Oh wow I remember playing both Zelda and Link games often when I'd go shopping with mom and Macy's still had an official electronics department with a CDi display demo lol. They are every much as horrible to play and watch as the negative comments say...only positive was for mom cause she got a free 15 minute babysitter while she went shoe shopping lol
4:00 PORTABLE CDI SYSTEMS?!!?!?!?!?!?! THAT MEANS THAT I CAN BRING MAH BOY ON THE GO!!!!1!1!!1!1!1!!1!1!
My dads old IBM Thinkpad 760ED (still works) plays CD-I movies natively. I have "Hunt for Red October" somewhere on CD-I.
This just made me miss the brilliant Phil Hartman.
Why didn't they just make ports of the NES and SNES games with CD sound?
Exactly 💯
I WONDER WHATS FOR DINNER
Flopy Pingas97 Lotsa Spaghetti.
*S P A H G E T T I*
How about a quiche, for lunch
CD-i Link is still my favorite Link from them all, he's so laid-back 😁
2017 getting a plague would be pretty okay tbh
why?
Welcome to May 2020. Wish has been granted...
@@ddkin1937 ow
Lol
this comment aged like a fine wine
‘Cybernet’ is such an embarrassingly 90’s word.
Well I just found me a new channel to watch
+Dj Zeroblade this makes me happy
I survived the Grey Tremor Plague of 2017
+David Stinnett Just barely! Lol
I don't remember those awful CDi commercials with Phil Hartman at all. I wonder if he was cast because of his hilariously over the top performance in the old Atari 2600 hockey commercial.
fantastic vid. great job. I like your voice, but you sound sick here. Thanks for making the vid anyway.
thanks, g00p
+g00p Thanks man. I actually do believe I was a little under the weather when I recorded most of the voiceover for this one. At least I think this was the video I was sick during the VO lol. Thanks for checking out the channel!
...is that Phil Hartman in that ad near the end of the video?
Edit: Commented this before you said it was in the video. It was more of a case of "Hey, it's that voice!" more than anything.
+lisamariefan Sure is.
I was glad they ported Burn:Cycle to PC.... That game had a really engaging story, and I can quote it to this day.
I find it funny that Body Slam's scary future is a future with Furries. XD
I had Hotel Mario and Link in the day, they were better games than people largely give credit for. Link needed a game pad to feel right, as did Hotel Mario. Link was basically a little bit more stiff version of Zelda II in style and just as hard too, but it wasn't impossible to finish and was largely fun, the FMV laughable then as they are now, funny to see since it was all cheese. Hotel Mario though, then and now, I just saw it as Mario meets Elevator Action, it's what it is, simply that old arcade game with a weird hotel story and Mario, that's it and it plays great. I had maybe a dozen games, a few videos, the manhole, and the encyclopedia for the thing, and largely used it for CDs having it ramped through my old receiver. It was pretty well liked enough, until EGM set out to destroy them going 180 in the reviews.
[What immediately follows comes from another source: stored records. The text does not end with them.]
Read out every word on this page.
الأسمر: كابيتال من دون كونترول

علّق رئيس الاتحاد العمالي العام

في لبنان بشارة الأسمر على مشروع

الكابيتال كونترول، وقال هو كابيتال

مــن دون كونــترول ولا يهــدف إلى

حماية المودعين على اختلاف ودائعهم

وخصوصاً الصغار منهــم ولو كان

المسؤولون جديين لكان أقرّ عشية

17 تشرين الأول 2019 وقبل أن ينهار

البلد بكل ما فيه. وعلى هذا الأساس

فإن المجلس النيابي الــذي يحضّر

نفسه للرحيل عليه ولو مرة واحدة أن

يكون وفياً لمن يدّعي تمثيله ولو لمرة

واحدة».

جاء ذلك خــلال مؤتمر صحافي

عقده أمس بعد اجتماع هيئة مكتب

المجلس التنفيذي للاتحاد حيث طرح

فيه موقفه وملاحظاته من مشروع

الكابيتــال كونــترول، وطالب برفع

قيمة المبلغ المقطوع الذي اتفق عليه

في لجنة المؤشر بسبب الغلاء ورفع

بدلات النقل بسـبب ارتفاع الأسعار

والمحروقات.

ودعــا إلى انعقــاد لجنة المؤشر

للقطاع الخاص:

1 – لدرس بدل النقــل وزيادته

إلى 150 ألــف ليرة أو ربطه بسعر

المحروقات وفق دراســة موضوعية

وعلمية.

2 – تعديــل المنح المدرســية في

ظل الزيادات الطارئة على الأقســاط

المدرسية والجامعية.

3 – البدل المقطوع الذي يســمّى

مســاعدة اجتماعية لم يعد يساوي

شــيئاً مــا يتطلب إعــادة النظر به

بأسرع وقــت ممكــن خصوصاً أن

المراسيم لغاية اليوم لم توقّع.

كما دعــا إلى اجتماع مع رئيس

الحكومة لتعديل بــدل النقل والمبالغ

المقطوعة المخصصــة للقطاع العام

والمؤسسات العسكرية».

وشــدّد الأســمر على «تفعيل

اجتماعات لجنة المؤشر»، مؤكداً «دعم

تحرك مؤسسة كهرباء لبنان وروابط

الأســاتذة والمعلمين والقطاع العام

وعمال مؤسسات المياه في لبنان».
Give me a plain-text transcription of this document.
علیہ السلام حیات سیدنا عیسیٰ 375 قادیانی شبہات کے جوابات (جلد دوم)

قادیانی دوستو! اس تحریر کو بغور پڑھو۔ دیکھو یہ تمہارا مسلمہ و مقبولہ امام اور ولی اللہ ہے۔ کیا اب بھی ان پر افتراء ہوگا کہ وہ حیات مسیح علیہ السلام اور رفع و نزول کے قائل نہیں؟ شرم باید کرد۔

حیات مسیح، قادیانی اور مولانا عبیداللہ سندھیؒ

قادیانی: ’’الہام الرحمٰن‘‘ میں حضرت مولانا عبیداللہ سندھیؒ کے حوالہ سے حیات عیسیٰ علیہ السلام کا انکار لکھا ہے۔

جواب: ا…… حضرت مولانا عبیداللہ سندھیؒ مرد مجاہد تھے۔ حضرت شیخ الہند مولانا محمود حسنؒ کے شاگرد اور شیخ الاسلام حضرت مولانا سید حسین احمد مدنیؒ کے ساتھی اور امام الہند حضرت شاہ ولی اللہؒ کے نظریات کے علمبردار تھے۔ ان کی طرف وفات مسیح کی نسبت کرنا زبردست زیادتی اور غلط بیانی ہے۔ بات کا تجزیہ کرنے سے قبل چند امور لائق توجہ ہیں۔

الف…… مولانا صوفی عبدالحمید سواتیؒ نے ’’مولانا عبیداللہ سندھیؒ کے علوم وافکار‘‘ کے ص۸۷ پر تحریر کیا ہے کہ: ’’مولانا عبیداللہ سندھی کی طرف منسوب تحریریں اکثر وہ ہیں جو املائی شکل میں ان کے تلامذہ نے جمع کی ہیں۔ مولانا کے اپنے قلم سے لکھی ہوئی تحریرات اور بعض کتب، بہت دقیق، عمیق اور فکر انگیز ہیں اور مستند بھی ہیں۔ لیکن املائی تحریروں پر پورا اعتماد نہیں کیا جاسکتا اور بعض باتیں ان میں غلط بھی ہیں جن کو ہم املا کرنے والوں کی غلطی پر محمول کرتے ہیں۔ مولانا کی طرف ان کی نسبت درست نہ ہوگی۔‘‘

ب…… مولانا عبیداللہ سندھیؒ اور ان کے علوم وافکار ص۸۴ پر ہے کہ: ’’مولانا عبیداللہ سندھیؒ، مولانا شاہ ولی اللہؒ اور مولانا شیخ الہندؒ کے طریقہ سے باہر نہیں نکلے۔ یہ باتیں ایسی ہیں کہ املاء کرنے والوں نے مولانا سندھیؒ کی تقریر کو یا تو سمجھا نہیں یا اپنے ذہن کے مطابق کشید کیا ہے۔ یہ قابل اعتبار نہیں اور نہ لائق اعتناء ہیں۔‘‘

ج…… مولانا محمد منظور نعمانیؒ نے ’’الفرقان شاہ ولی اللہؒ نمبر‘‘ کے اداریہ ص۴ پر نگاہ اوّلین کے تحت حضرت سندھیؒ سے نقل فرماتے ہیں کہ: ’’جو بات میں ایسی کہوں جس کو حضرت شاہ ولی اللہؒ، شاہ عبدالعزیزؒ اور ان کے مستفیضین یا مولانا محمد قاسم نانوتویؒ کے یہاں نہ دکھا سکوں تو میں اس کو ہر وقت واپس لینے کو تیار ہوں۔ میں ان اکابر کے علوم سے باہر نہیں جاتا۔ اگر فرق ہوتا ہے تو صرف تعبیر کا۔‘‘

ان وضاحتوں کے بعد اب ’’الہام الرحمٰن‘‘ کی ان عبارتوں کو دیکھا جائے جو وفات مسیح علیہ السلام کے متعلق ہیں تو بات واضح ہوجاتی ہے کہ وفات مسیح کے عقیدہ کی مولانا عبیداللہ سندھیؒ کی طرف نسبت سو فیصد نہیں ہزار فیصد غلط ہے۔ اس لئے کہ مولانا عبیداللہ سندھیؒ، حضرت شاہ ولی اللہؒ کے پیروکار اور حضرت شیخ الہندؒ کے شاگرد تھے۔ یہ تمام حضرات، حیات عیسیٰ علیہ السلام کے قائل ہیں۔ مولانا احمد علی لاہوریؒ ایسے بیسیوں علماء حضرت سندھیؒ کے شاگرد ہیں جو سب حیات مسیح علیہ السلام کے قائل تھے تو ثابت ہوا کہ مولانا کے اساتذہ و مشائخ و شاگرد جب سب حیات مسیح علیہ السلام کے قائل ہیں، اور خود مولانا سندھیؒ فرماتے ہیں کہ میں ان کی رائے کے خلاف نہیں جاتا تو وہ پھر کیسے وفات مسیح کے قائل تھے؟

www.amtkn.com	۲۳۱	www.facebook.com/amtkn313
Later I found from someone I knew at Philips that EGM blackmailed them, they refused, and got baked for it which turned them in part to call the system a gaming console instead of multimedia machine. EGM in the day tried to threaten them saying each reviewer needed a system, the accessories, and a game for each -- or else, and philips refused.
I bought a house and found one of these with some games, never heard of it thanks for the video
Thanks for the share! great stuff as always.
+HistoricNerd thanks man. Appreciate it!
@ 13:05 Hi, I'm Troy McClure. You might remember me from such 90s video game commercials as, Mortal Kombat Go Kart Racing and Zelda 3: The adventures of Link in New York City."
The box art for all four of the Nintendo games looks way cooler than the actual games.